Life is short, and oh, so precious

Tuesday, April 15th, 2008

My thought was to begin this blog with my ruminations on the process of recording my latest jazz CD. I intend to do that; after all, this is my music blog. But today I learned that a very young lady, who grew up here in Petaluma and whose family I have known for several years, died tragically and unexpectedly from a fall off a cliff overlooking Rodeo Beach in the Marin headlands. Although I didn’t know Phoebe Washer very well personally, I do know her mother, Drew, and was especially smitten by her brother Henry, who is a friend of my daughter. I’ve been thinking about the family all day long, and feel so heavy in my heart for their pain. It is something I dare not imagine, that devastation and utterly bereft and unfathomable dark hole of anguish that Pheobe’s parents must be experiencing as I write this. In moments like these, one automatically thinks of their own child, and the heart clenches in that reflexive, instinctual spasm of “oh no God please don’t ever let this happen to mine. Please keep her safe.” And I’m not religious in any way, but Who Else to call on but ‘God’ the huge omnipresent Presence who surely must be able to prevent things like this from happening? If not God, then Whom?

Phoebe was a truly remarkable artist. In fact, her art was astounding, deep and full of a wisdom that belies the young age at which she created it. You can see it at her website: http://www.phoebewasher.com.

I think that Phoebe’s art perfectly reflects the image that I have of her in my mind. Ethereally beautiful - Phoebe\'s portraitin fact, she was so physically beautiful, as you can see, that it was hard to look at her - impossible beauty! Yet with a sweetness that was not cloying or self-aware…more nostalgic or old-fashioned.
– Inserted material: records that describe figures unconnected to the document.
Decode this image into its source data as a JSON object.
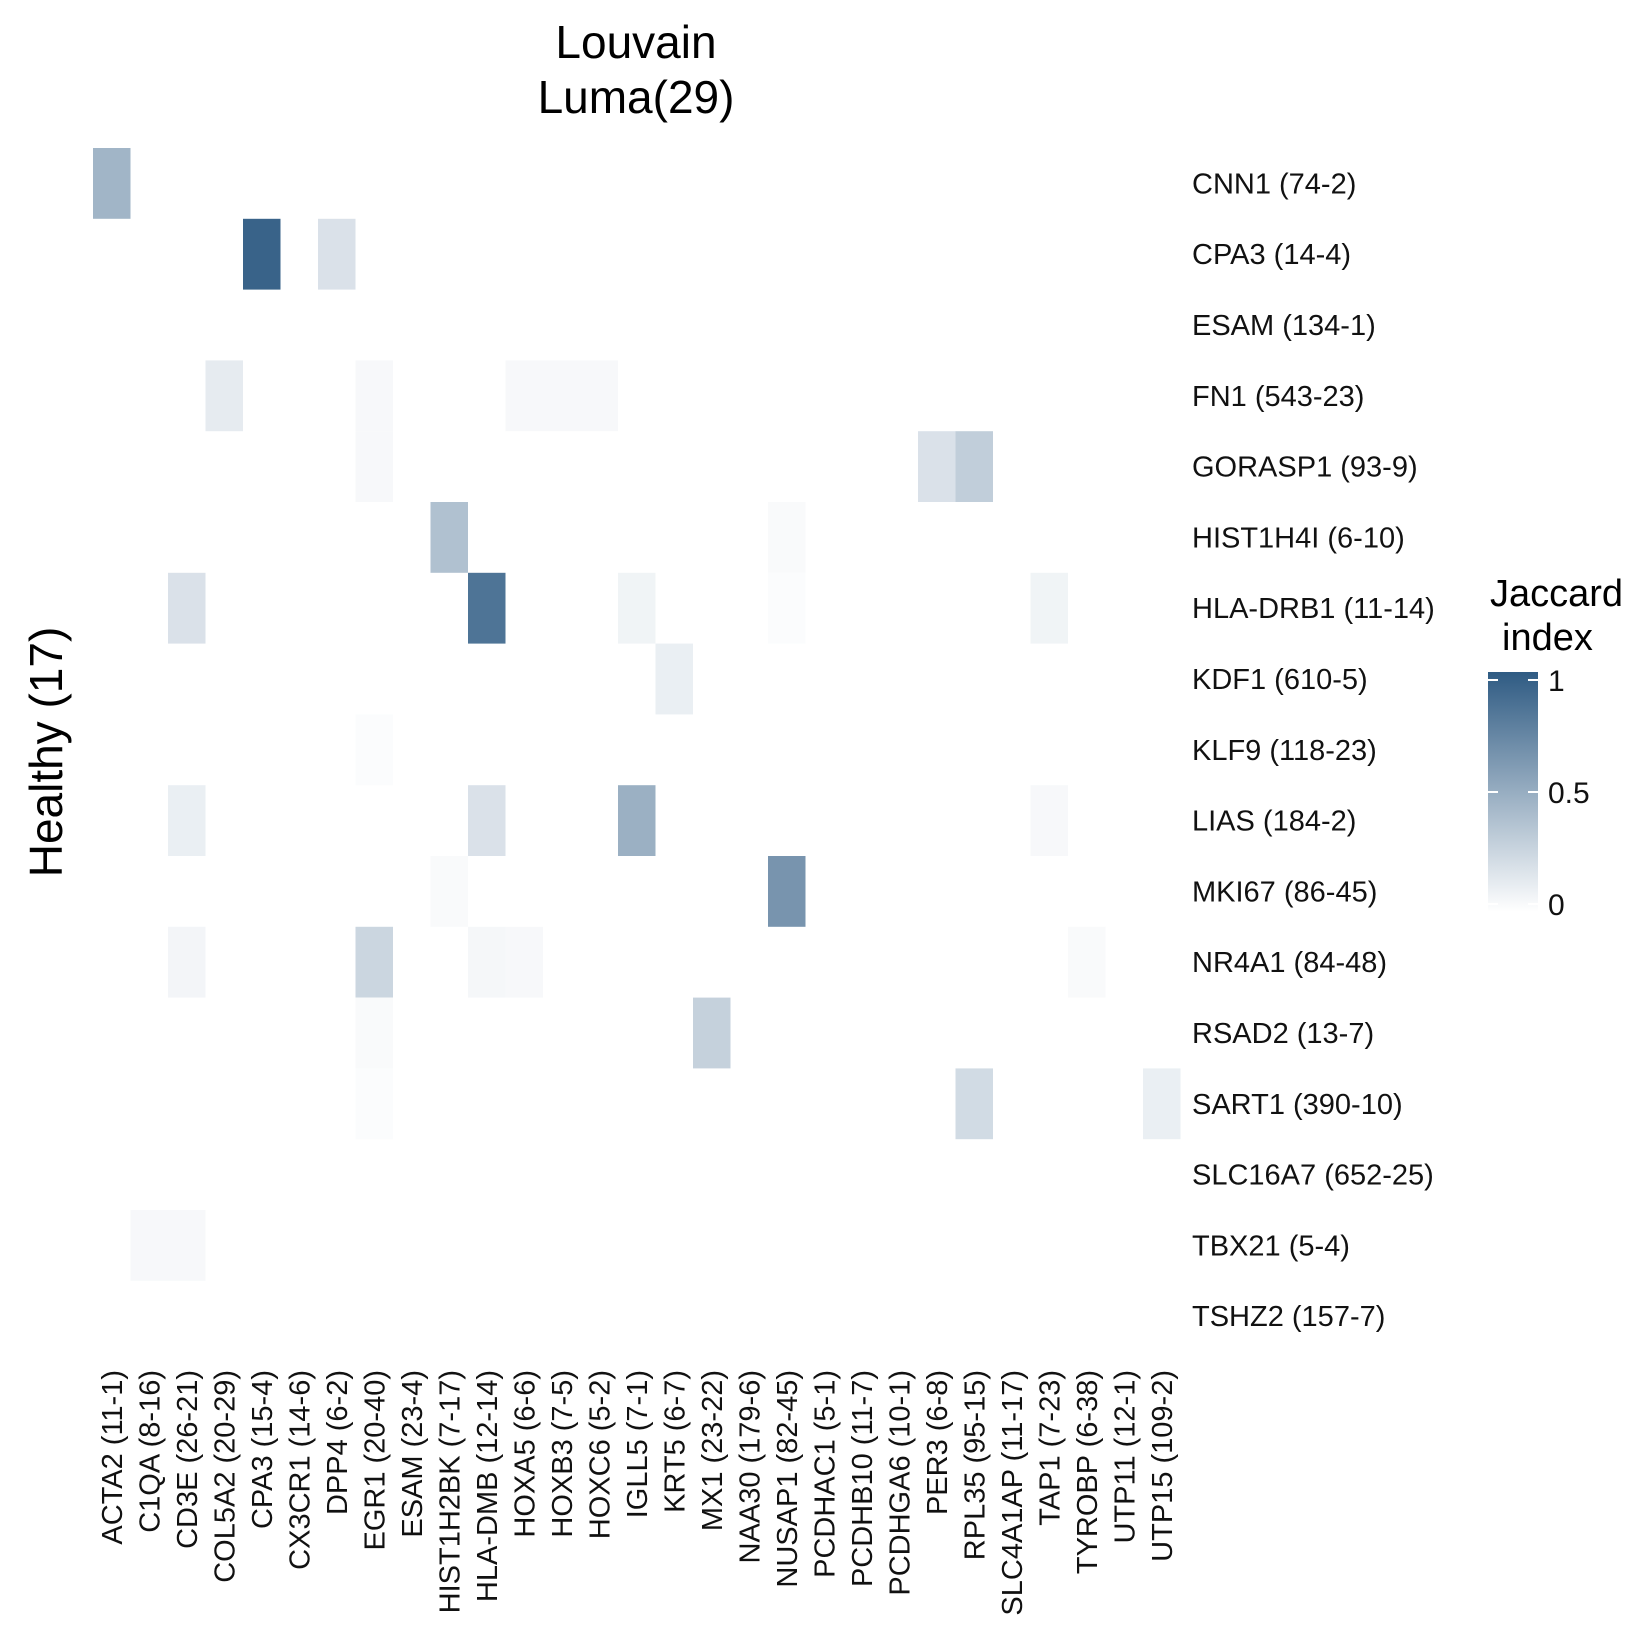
{
  "chart_data": {
    "type": "heatmap",
    "title": [
      "Louvain",
      "Luma(29)"
    ],
    "ylabel": "Healthy (17)",
    "xlabel": "",
    "legend": {
      "title": [
        "Jaccard",
        "index"
      ],
      "ticks": [
        {
          "value": 1,
          "label": "1"
        },
        {
          "value": 0.5,
          "label": "0.5"
        },
        {
          "value": 0,
          "label": "0"
        }
      ],
      "range": [
        0,
        1
      ],
      "color_low": "#ffffff",
      "color_high": "#2f5b83",
      "placement": "right"
    },
    "columns": [
      "ACTA2 (11-1)",
      "C1QA (8-16)",
      "CD3E (26-21)",
      "COL5A2 (20-29)",
      "CPA3 (15-4)",
      "CX3CR1 (14-6)",
      "DPP4 (6-2)",
      "EGR1 (20-40)",
      "ESAM (23-4)",
      "HIST1H2BK (7-17)",
      "HLA-DMB (12-14)",
      "HOXA5 (6-6)",
      "HOXB3 (7-5)",
      "HOXC6 (5-2)",
      "IGLL5 (7-1)",
      "KRT5 (6-7)",
      "MX1 (23-22)",
      "NAA30 (179-6)",
      "NUSAP1 (82-45)",
      "PCDHAC1 (5-1)",
      "PCDHB10 (11-7)",
      "PCDHGA6 (10-1)",
      "PER3 (6-8)",
      "RPL35 (95-15)",
      "SLC4A1AP (11-17)",
      "TAP1 (7-23)",
      "TYROBP (6-38)",
      "UTP11 (12-1)",
      "UTP15 (109-2)"
    ],
    "rows": [
      "CNN1 (74-2)",
      "CPA3 (14-4)",
      "ESAM (134-1)",
      "FN1 (543-23)",
      "GORASP1 (93-9)",
      "HIST1H4I (6-10)",
      "HLA-DRB1 (11-14)",
      "KDF1 (610-5)",
      "KLF9 (118-23)",
      "LIAS (184-2)",
      "MKI67 (86-45)",
      "NR4A1 (84-48)",
      "RSAD2 (13-7)",
      "SART1 (390-10)",
      "SLC16A7 (652-25)",
      "TBX21 (5-4)",
      "TSHZ2 (157-7)"
    ],
    "cells": [
      {
        "row": 0,
        "col": 0,
        "value": 0.45
      },
      {
        "row": 1,
        "col": 4,
        "value": 0.95
      },
      {
        "row": 1,
        "col": 6,
        "value": 0.18
      },
      {
        "row": 3,
        "col": 3,
        "value": 0.12
      },
      {
        "row": 3,
        "col": 7,
        "value": 0.04
      },
      {
        "row": 3,
        "col": 11,
        "value": 0.04
      },
      {
        "row": 3,
        "col": 12,
        "value": 0.04
      },
      {
        "row": 3,
        "col": 13,
        "value": 0.04
      },
      {
        "row": 4,
        "col": 7,
        "value": 0.04
      },
      {
        "row": 4,
        "col": 22,
        "value": 0.18
      },
      {
        "row": 4,
        "col": 23,
        "value": 0.3
      },
      {
        "row": 5,
        "col": 9,
        "value": 0.38
      },
      {
        "row": 5,
        "col": 18,
        "value": 0.03
      },
      {
        "row": 6,
        "col": 2,
        "value": 0.18
      },
      {
        "row": 6,
        "col": 10,
        "value": 0.85
      },
      {
        "row": 6,
        "col": 14,
        "value": 0.07
      },
      {
        "row": 6,
        "col": 18,
        "value": 0.02
      },
      {
        "row": 6,
        "col": 25,
        "value": 0.07
      },
      {
        "row": 7,
        "col": 15,
        "value": 0.1
      },
      {
        "row": 8,
        "col": 7,
        "value": 0.02
      },
      {
        "row": 9,
        "col": 2,
        "value": 0.1
      },
      {
        "row": 9,
        "col": 10,
        "value": 0.18
      },
      {
        "row": 9,
        "col": 14,
        "value": 0.48
      },
      {
        "row": 9,
        "col": 25,
        "value": 0.04
      },
      {
        "row": 10,
        "col": 9,
        "value": 0.03
      },
      {
        "row": 10,
        "col": 18,
        "value": 0.65
      },
      {
        "row": 11,
        "col": 2,
        "value": 0.06
      },
      {
        "row": 11,
        "col": 7,
        "value": 0.25
      },
      {
        "row": 11,
        "col": 10,
        "value": 0.05
      },
      {
        "row": 11,
        "col": 11,
        "value": 0.04
      },
      {
        "row": 11,
        "col": 26,
        "value": 0.03
      },
      {
        "row": 12,
        "col": 7,
        "value": 0.03
      },
      {
        "row": 12,
        "col": 16,
        "value": 0.28
      },
      {
        "row": 13,
        "col": 7,
        "value": 0.02
      },
      {
        "row": 13,
        "col": 23,
        "value": 0.22
      },
      {
        "row": 13,
        "col": 28,
        "value": 0.1
      },
      {
        "row": 15,
        "col": 1,
        "value": 0.04
      },
      {
        "row": 15,
        "col": 2,
        "value": 0.04
      }
    ]
  }
}
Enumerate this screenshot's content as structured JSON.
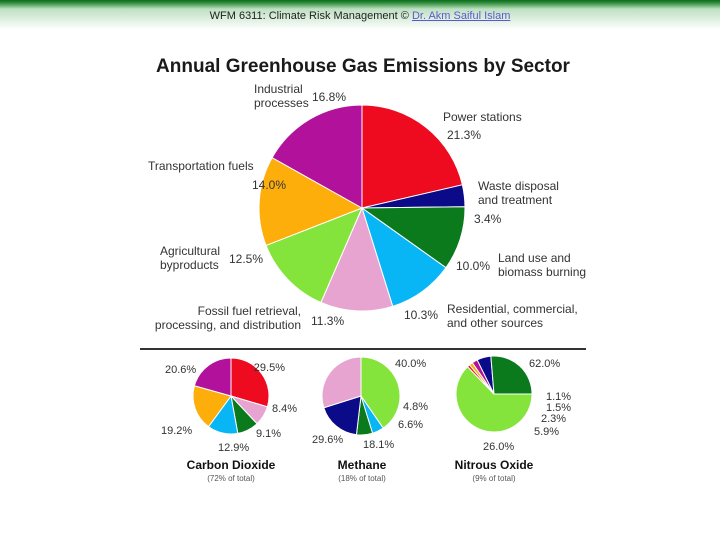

So much like the images that she created in her paintings. Maybe it’s because I am the mother of a teen-aged girl, but I find that all of the young women here in Petaluma that were Phoebe’s friends and my daughter’s acquaintances are so painfully beautiful in their rawness and openness. How was Phoebe able to render those aspects of herself into images that evoke stories of loneliness, pathos, searching, discovery, arrival? At 16, 17, 18, 19 years of age? Only talent that she was born with, and parents that nurtured it, and friends and family who loved her for it and knew it’s promise.

Dear Phoebe, rest in peace. I am so sorry you are gone. Sorry for all those who love you and will miss you every day. You’ve reminded me today that the beautiful, the talented, the special and the blessed can leave just as suddenly and irrevocably as anyone else.